I realized, after a half dozen desperate short story beginnings, that I would enjoy writing novels. I can't seem to characterize the way that I want to in just seven pages. I like creating :) Anywho, here is the beginning of a short story meant to focus on setting. It is one exercise that we began in class and had to finish at home. Don't know where I'm going to go with it...but I'll let the characters take me where they will! :)
Being Thrown In
The basement where the concerts are held is dark save the dusty red stage lighting that illuminates several mohawks, a drum set, and an electric guitar. The air is musty and damp with heat, and perspiring bodies wipe sweat onto their black loose t-shirts and plaid pants. Legs and arms flail and collide in the mosh pit, while a few muffled grunts and whelps of pain indicate a bruise or a black eye or a nosebleed or a twisted joint. Hardly-worn fruity perfume mixes with hair gel and humidity. Piercings gleam in the darkness while biting, wailing chords screech and cut through bodies packed like ants on a dropped breadcrumb. The music doesn’t matter, as its pulsating beat is simply a rhythm, a backdrop for the buildup of an orchestra of anger that has surfaced in the pit. Everywhere is black—hair and torn-down streamers and flimsy old chairs and clothes and eyeliner. In the corner, though, a girl with a yellow shirt stands alone gazing at the mosh pit with a mixture of fright and yearning.
Kira stands as far away from the pit as she can get. She doesn’t want to be here (maybe), and she straightens her long, flowered skirt as the drum solo ricochets off the walls and threatens a minor earthquake. It’s dark enough that no one will see her if she edges out of the room. Ryker and Alex are in the mosh, anyway, and they will probably be nursing bloody noses before they realize she’s gone. Problem is, she has no way to get home since she’s seventeen and let her permit expire; that means she has to wait another six months before driving on her own even becomes a possibility.

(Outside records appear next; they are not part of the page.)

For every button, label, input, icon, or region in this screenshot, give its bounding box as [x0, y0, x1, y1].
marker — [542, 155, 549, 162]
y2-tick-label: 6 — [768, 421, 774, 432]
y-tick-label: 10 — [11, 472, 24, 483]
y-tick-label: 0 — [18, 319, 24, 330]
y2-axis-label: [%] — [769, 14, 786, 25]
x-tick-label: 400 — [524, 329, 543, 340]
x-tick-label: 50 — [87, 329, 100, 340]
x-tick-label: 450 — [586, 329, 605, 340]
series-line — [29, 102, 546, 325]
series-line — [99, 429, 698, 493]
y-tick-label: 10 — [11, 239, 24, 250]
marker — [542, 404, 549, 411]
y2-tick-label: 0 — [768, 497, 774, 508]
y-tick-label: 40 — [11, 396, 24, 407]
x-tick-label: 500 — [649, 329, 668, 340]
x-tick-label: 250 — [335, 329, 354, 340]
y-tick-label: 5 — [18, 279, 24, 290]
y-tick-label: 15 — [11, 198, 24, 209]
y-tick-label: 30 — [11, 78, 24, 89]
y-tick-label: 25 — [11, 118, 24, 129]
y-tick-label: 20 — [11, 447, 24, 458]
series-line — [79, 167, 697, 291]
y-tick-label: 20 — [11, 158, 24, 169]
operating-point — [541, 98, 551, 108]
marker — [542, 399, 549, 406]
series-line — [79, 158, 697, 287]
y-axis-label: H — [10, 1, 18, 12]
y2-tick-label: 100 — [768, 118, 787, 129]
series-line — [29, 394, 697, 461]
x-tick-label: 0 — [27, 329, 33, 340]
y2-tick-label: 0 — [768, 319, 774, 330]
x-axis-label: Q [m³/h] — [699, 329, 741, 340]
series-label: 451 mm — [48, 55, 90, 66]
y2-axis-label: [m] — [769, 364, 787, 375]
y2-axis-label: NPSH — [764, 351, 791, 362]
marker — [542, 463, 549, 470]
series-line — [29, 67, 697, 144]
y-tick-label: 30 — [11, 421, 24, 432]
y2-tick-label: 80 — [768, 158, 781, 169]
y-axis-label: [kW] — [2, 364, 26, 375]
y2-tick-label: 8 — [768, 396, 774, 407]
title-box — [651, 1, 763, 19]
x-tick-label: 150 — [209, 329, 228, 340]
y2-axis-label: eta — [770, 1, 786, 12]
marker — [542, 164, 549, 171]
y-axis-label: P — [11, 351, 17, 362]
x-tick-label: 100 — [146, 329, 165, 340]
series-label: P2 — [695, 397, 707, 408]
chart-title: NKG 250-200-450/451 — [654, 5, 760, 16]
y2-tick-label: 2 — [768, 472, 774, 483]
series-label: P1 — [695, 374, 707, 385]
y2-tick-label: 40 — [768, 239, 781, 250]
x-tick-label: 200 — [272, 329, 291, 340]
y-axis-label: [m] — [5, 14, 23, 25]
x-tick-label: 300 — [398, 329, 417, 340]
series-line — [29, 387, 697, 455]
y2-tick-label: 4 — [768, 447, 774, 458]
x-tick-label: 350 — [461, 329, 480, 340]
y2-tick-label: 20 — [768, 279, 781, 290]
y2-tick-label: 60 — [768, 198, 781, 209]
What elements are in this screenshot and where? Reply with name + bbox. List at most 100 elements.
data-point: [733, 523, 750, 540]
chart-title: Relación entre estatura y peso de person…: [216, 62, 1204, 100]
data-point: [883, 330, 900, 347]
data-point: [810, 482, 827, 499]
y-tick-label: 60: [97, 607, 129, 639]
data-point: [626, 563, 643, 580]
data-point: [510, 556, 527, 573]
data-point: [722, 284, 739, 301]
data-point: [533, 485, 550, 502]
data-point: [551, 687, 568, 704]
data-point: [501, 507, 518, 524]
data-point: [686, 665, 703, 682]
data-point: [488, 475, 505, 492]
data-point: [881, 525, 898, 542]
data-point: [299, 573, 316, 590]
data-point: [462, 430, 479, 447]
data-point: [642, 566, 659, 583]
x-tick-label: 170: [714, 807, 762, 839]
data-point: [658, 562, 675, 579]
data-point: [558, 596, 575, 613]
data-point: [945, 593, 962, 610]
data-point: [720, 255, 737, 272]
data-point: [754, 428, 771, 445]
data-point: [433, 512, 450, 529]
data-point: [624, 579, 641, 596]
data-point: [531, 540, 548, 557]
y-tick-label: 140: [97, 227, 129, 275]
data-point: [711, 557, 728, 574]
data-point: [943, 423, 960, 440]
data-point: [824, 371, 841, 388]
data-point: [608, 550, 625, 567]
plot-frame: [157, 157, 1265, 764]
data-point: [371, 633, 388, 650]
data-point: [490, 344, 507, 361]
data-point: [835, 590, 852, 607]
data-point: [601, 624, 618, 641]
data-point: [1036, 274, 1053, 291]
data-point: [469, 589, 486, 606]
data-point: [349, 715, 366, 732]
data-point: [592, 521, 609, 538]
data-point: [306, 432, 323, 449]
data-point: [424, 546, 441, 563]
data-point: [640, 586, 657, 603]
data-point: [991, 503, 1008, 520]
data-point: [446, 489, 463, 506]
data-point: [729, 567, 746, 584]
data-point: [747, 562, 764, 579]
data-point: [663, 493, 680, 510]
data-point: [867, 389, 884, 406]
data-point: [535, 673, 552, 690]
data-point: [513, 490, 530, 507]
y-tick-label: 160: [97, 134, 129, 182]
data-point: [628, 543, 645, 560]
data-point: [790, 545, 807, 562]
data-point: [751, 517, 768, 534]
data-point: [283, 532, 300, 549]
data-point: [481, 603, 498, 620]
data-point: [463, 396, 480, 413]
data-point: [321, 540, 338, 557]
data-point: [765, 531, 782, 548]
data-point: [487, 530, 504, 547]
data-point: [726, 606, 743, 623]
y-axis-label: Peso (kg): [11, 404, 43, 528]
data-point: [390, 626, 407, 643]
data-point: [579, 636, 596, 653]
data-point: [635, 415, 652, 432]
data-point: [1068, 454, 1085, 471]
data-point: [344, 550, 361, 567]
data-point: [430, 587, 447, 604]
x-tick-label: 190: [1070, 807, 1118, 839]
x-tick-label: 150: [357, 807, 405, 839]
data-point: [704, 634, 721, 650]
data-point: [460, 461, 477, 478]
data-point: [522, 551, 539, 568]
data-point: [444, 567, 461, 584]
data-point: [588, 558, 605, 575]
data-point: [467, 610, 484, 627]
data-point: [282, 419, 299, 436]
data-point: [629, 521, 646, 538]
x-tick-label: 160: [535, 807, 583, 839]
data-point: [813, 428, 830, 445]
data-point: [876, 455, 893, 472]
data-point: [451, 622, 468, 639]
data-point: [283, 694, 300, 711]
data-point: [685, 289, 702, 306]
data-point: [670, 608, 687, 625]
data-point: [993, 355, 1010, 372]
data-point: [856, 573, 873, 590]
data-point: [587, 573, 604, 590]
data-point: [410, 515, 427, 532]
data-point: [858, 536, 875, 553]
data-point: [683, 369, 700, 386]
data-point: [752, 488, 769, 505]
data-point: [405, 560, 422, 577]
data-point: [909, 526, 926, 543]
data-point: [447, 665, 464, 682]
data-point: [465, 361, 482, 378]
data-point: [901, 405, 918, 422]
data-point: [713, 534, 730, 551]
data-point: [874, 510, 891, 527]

Kira abandons her corner and sidesteps until she reaches two decrepit door handles twisted and stuck at awkward angles. She pushes slightly and a crack of light appears, like Heaven (or the light at the end of the tunnel, she thinks, since I’m not religious). Footsteps clink on the tiled floor and Kira walks quickly but with composure (in case somebody sees her) into the nearest room, which happens to be a custodial closet. She closes the door behind her and turns on a small overhead light. She forgot this was once a school building, called Washington High or something generic like that. Kira slumps on an overturned bucket and tenderly touches her head because the drumbeats are still ear-splitting.
Why did she even come here? To prove something? Ryker is the kind of guy who has to initiate his female interests, and since he frequents the Underground basement music scene, this is where “initiation” takes place. If a girl joins the mosh pit, she is deemed worthy of his love. And he’s just so cute that it was hard not to agree to come, despite the fact that Kira is terrified of dark places and loud music and big groups and especially physical contact. He told her he’d take care of her, but once the music started and he saw that she wasn’t going anywhere near the pit he kind of left her alone. Alex, Ryker’s best friend, didn’t seem to approve of Kira anyway once he saw that she wasn’t wearing a scrap of black. She doesn’t like black. Why is she attracted to the brooding punk-rockers who seem to think that black is sacred and should make up at least one-fourth of every outfit? Oh yeah, Ryker is a brooding punk-rocker, and he’s attractive. She wanted to join him in the mosh pit, she really did, but to go in may have had severe physical consequences.
Sitting in the custodial closet is strangely comforting. Apart from the smell of several unknown cleaning solutions, it is actually pleasant. Kira stands up from her overturned bucket throne and opens the door a crack. The music has dulled dramatically in the few minutes since she’s been out here, and Kira wonders if perhaps the concert is over. The hallway is still empty, so unless a mass exodus has occurred and she didn’t hear the trampling of heels and platforms and boots past her refuge, Kira doubts anybody has left the building yet. She might be able to make it back to her original position in the corner with Ryker being none the wiser. She might even be able to say that she stood on the fringe of the mosh pit for a few minutes and he might take her in his arms and profess his certainty that he knows she is the one, she made it, she passed the test, she is worthy of his pouting, full lips and those teeth that flash like cameras. Her heels clink once again across the tiled floor as she prepares to return to the blackness of the Underground, to Ryker, and to (hopefully) an impassioned love confession.